点编码：对pos/neg两种提示点在位置编码之后，再分别用第0、1两个编码层编码即可，在没有框提示时会用0把2维坐标补齐到4维，保证4个编码层都有参与前向传播；
框编码：直接对2个坐标点进行位置编码，再分别用第2、3两个编码层进行编码；
掩码编码：输入到降采样的卷积网络即可。

==提示编码器的结构很简单，参数量很小，在没有提示时整个编码器几乎不发挥作用。==

🚠掩码解码器：mask_decoder.py

class MaskDecoder(nn.Module):
    def __init__(
        self,
        *,
        transformer_dim: int,
        transformer: nn.Module,
        num_multimask_outputs: int = 3,
        activation: Type[nn.Module] = nn.GELU,
        iou_head_depth: int = 3,
        iou_head_hidden_dim: int = 256,
        use_high_res_features: bool = False,
        iou_prediction_use_sigmoid=False,
        dynamic_multimask_via_stability=False,
        dynamic_multimask_stability_delta=0.05,
        dynamic_multimask_stability_thresh=0.98,
        pred_obj_scores: bool = False,
        pred_obj_scores_mlp: bool = False,
        use_multimask_token_for_obj_ptr: bool = False,
    ) -> None:
        """
        Predicts masks given an image and prompt embeddings, using a
        transformer architecture.

        Arguments:
          transformer_dim (int): the channel dimension of the transformer
          transformer (nn.Module): the transformer used to predict masks
          num_multimask_outputs (int): the number of masks to predict
            when disambiguating masks
          activation (nn.Module): the type of activation to use when
            upscaling masks
          iou_head_depth (int): the depth of the MLP used to predict
            mask quality
          iou_head_hidden_dim (int): the hidden dimension of the MLP
            used to predict mask quality
        """
        super().__init__()
        self.transformer_dim = transformer_dim
        self.transformer = transformer

        self.num_multimask_outputs = num_multimask_outputs

        self.iou_token = nn.Embedding(1, transformer_dim)
        self.num_mask_tokens = num_multimask_outputs + 1
        self.mask_tokens = nn.Embedding(self.num_mask_tokens, transformer_dim)

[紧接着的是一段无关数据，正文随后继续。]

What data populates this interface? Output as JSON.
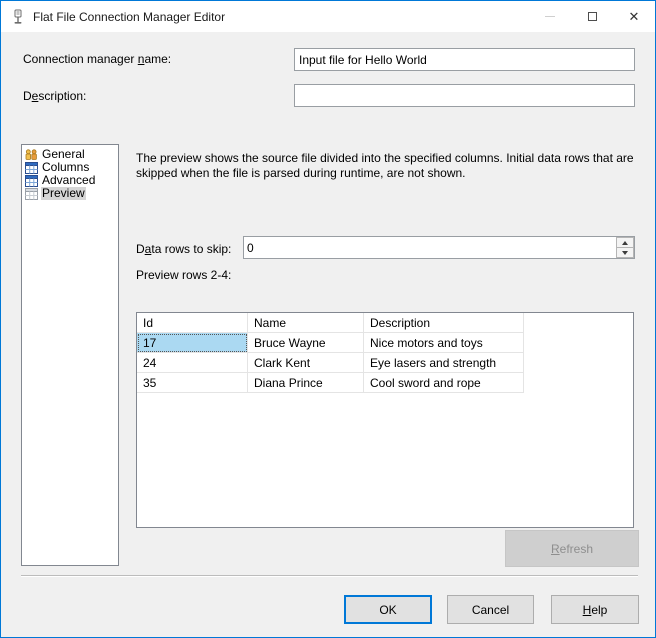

        self.pred_obj_scores = pred_obj_scores
        if self.pred_obj_scores:
            self.obj_score_token = nn.Embedding(1, transformer_dim)
        self.use_multimask_token_for_obj_ptr = use_multimask_token_for_obj_ptr

        self.output_upscaling = nn.Sequential(
            nn.ConvTranspose2d(
                transformer_dim, transformer_dim // 4, kernel_size=2, stride=2
            ),
            LayerNorm2d(transformer_dim // 4),
            activation(),
            nn.ConvTranspose2d(
                transformer_dim // 4, transformer_dim // 8, kernel_size=2, stride=2
            ),
            activation(),
        )
        self.use_high_res_features = use_high_res_features
        if use_high_res_features:
            self.conv_s0 = nn.Conv2d(
                transformer_dim, transformer_dim // 8, kernel_size=1, stride=1
            )
            self.conv_s1 = nn.Conv2d(
                transformer_dim, transformer_dim // 4, kernel_size=1, stride=1
            )

        self.output_hypernetworks_mlps = nn.ModuleList(
            [
                MLP(transformer_dim, transformer_dim, transformer_dim // 8, 3)
                for i in range(self.num_mask_tokens)
            ]
        )

        self.iou_prediction_head = MLP(
            transformer_dim,
            iou_head_hidden_dim,
            self.num_mask_tokens,
            iou_head_depth,
            sigmoid_output=iou_prediction_use_sigmoid,
        )
        if self.pred_obj_scores:
            self.pred_obj_score_head = nn.Linear(transformer_dim, 1)
            if pred_obj_scores_mlp:
                self.pred_obj_score_head = MLP(transformer_dim, transformer_dim, 1, 3)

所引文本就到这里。